There's also a corresponding prognosis in Ukraine. Infectious disease doctor, epidemiologist, former chairperson of the Center for Public Health Volodymyr Kurpita said last April that the pandemic wouldn't end until 70% of Ukrainians had herd immunity.
This March, Volodymyr Kurpita predicts an incidence burst in April, a calm summer, and new covid outbreaks in the fall. The infectious disease specialist writes about this in his UNIAN column:
"Until we have a large stratum of the immune population — either as a result of vaccination or the transmission of the disease — new epidemic waves await us," the doctor explains. "All the measures we took were in the hope that in three to four weeks, the incidence situation would improve, and then everything would be resolved of its own accord. In fact, everything isn't so: the coronavirus has shown that the situation improves only for a while, and then everything starts again, with greater force. If we start talking about the medium- or long-term plans, we can bring the epidemic under control," Kurpita writes. According to his predictions, Ukraine needs an immediate nationwide quarantine:
"Lockdown will lead to an increasing social tension and economic situation worsening, but it'll be a 'lesser evil' compared to increasing the number of Covid-19 deaths," the expert persuades.

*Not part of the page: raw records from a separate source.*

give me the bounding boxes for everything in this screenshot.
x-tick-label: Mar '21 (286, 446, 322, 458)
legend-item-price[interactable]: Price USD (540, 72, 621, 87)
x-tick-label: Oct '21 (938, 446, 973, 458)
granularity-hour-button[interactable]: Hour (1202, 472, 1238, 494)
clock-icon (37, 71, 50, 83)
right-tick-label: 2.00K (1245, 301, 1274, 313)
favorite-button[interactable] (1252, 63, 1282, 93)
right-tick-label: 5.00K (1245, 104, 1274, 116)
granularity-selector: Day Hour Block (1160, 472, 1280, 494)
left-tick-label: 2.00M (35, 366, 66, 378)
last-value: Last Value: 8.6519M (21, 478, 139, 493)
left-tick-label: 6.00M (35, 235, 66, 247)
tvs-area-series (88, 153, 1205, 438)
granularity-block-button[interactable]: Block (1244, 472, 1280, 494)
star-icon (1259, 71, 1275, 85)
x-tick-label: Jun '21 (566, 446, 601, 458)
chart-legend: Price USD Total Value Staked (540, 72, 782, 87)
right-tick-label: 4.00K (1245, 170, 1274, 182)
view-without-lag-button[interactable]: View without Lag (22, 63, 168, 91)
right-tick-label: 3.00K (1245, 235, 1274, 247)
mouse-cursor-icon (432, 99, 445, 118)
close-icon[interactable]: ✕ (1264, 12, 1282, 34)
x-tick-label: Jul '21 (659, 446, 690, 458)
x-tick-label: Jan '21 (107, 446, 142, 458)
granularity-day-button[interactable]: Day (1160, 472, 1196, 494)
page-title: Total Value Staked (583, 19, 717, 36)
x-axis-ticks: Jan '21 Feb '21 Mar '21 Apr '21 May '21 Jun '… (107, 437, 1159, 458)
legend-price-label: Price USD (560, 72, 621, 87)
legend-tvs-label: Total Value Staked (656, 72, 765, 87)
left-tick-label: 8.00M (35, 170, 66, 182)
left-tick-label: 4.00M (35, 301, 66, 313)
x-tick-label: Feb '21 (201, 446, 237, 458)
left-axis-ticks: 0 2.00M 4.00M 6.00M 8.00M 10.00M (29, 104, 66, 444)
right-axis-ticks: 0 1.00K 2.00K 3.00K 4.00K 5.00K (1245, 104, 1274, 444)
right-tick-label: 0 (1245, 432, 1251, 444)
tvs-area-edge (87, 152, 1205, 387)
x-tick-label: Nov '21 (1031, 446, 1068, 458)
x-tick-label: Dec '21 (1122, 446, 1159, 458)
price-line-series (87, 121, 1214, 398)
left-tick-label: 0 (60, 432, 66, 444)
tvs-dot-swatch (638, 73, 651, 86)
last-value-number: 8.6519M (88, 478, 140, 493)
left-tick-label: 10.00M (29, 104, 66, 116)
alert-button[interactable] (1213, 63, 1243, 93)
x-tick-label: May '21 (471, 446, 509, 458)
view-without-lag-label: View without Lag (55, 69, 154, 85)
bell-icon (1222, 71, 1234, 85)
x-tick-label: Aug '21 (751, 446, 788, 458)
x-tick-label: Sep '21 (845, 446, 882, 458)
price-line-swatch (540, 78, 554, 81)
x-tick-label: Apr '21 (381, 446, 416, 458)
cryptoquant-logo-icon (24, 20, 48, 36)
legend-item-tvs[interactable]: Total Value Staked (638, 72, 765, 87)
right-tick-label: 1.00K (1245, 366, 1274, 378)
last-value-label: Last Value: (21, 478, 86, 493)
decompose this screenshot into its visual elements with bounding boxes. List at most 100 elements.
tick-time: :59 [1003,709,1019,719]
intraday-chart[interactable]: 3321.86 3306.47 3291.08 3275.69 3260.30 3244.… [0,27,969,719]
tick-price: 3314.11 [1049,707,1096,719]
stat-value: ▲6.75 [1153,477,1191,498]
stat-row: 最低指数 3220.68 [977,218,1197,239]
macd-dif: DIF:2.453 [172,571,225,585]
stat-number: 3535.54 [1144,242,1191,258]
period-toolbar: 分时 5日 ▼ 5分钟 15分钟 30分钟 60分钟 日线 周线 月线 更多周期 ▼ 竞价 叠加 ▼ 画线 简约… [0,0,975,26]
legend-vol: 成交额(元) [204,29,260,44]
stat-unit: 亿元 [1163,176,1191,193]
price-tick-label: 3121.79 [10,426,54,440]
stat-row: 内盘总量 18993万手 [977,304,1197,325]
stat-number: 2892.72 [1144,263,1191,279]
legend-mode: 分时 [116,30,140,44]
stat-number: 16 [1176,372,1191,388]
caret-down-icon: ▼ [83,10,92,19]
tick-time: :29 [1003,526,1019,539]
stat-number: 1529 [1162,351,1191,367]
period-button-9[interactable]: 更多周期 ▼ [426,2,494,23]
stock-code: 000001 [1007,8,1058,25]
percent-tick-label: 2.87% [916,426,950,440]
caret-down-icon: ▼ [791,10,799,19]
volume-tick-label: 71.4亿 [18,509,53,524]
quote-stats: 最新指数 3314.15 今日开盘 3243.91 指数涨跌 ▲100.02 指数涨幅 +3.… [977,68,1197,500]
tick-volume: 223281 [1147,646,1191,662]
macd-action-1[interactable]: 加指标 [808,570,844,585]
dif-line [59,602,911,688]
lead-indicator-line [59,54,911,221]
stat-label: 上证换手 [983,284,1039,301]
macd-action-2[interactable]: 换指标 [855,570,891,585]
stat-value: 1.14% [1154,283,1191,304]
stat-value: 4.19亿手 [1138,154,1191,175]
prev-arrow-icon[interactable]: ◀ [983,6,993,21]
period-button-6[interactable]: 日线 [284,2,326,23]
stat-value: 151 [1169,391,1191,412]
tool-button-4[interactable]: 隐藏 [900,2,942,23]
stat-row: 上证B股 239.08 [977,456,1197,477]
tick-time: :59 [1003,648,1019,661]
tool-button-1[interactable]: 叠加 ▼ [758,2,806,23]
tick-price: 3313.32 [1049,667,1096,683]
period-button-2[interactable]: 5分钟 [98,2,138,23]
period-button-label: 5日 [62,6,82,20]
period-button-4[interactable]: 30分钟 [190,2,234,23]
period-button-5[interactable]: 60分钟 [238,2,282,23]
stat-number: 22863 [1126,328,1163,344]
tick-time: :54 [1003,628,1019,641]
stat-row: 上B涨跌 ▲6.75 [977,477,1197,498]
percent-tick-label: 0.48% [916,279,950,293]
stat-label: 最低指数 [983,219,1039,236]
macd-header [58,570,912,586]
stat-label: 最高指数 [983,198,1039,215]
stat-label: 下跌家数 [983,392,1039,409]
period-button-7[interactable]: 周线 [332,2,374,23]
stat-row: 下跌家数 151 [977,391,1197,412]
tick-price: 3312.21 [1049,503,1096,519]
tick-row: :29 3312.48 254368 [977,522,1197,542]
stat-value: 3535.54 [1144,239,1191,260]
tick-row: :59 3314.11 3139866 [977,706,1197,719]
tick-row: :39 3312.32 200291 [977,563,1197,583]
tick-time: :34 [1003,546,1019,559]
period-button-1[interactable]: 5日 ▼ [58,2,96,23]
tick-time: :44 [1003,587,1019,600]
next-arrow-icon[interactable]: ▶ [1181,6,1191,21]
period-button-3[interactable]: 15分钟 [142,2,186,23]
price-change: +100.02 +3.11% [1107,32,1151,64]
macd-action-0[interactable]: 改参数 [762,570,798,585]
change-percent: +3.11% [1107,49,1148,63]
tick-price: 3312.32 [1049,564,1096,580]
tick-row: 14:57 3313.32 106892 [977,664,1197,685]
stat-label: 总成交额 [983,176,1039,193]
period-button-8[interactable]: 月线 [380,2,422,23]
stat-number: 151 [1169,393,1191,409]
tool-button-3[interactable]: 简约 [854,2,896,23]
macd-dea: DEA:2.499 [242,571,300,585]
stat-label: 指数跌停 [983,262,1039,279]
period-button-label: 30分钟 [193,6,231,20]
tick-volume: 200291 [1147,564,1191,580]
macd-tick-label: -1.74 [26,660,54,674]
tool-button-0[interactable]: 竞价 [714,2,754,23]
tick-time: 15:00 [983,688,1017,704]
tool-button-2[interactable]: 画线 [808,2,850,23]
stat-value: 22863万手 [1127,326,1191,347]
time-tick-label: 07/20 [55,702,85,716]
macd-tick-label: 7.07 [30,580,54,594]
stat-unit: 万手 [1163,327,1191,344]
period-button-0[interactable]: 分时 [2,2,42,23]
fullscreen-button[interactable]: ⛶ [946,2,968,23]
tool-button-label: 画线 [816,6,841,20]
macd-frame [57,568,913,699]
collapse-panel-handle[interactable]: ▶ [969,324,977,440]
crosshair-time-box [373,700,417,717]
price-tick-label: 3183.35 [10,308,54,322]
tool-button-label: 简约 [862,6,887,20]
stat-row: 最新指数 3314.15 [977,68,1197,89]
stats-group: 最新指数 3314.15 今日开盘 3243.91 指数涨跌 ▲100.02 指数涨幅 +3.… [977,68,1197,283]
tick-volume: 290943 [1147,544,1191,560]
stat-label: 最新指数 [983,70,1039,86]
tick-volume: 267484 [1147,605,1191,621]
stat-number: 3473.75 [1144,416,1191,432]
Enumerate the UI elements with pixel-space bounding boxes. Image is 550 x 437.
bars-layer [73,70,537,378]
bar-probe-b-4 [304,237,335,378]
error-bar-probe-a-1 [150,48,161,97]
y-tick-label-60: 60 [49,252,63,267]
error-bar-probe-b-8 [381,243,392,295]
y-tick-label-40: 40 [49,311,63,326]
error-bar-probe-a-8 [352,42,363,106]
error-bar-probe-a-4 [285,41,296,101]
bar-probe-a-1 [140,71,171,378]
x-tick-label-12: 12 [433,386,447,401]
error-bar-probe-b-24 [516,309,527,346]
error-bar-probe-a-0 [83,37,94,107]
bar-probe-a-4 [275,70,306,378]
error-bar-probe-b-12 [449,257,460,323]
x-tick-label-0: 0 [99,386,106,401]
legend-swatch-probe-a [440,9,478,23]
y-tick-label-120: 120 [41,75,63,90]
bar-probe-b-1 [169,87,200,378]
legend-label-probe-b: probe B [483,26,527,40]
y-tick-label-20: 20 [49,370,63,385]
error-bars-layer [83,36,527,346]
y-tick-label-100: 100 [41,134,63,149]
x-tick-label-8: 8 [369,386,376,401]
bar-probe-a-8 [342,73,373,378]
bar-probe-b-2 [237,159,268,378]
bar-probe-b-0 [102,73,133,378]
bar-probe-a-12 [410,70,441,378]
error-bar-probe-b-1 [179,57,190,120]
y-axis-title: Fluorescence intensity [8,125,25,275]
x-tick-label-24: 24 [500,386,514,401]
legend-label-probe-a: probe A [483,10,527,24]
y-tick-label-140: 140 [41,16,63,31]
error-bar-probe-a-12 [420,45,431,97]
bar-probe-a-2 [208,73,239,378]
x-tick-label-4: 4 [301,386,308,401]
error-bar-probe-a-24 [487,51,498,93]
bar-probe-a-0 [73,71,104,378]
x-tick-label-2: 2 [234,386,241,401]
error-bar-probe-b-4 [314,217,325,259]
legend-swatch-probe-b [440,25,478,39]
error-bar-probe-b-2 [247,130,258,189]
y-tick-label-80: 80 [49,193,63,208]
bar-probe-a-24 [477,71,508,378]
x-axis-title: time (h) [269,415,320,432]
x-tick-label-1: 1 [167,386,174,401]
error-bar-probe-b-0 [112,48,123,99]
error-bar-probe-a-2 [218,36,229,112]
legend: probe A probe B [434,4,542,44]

Kurpita considers the measures being introduced now belated since they're taken not according to trends in incidence, but the fact. It turns out that by the time the lockdown was introduced, hospitals had been already overloaded; there are no beds and too many sick patients.
Despite such recommendations, the Ministry of Health doesn't plan to introduce a nationwide lockdown. The head of the ministry, Maksym Stepanov, confirmed it on March 23, "We're not planning. We'll do it in the regions. Relatively, we've now introduced (the red zone) in Kyiv, Sumy, Odesa regions, and the Ivano-Frankivsk region, I think, will leave red level in a couple of days," he said on the air of the 1+1 TV channel.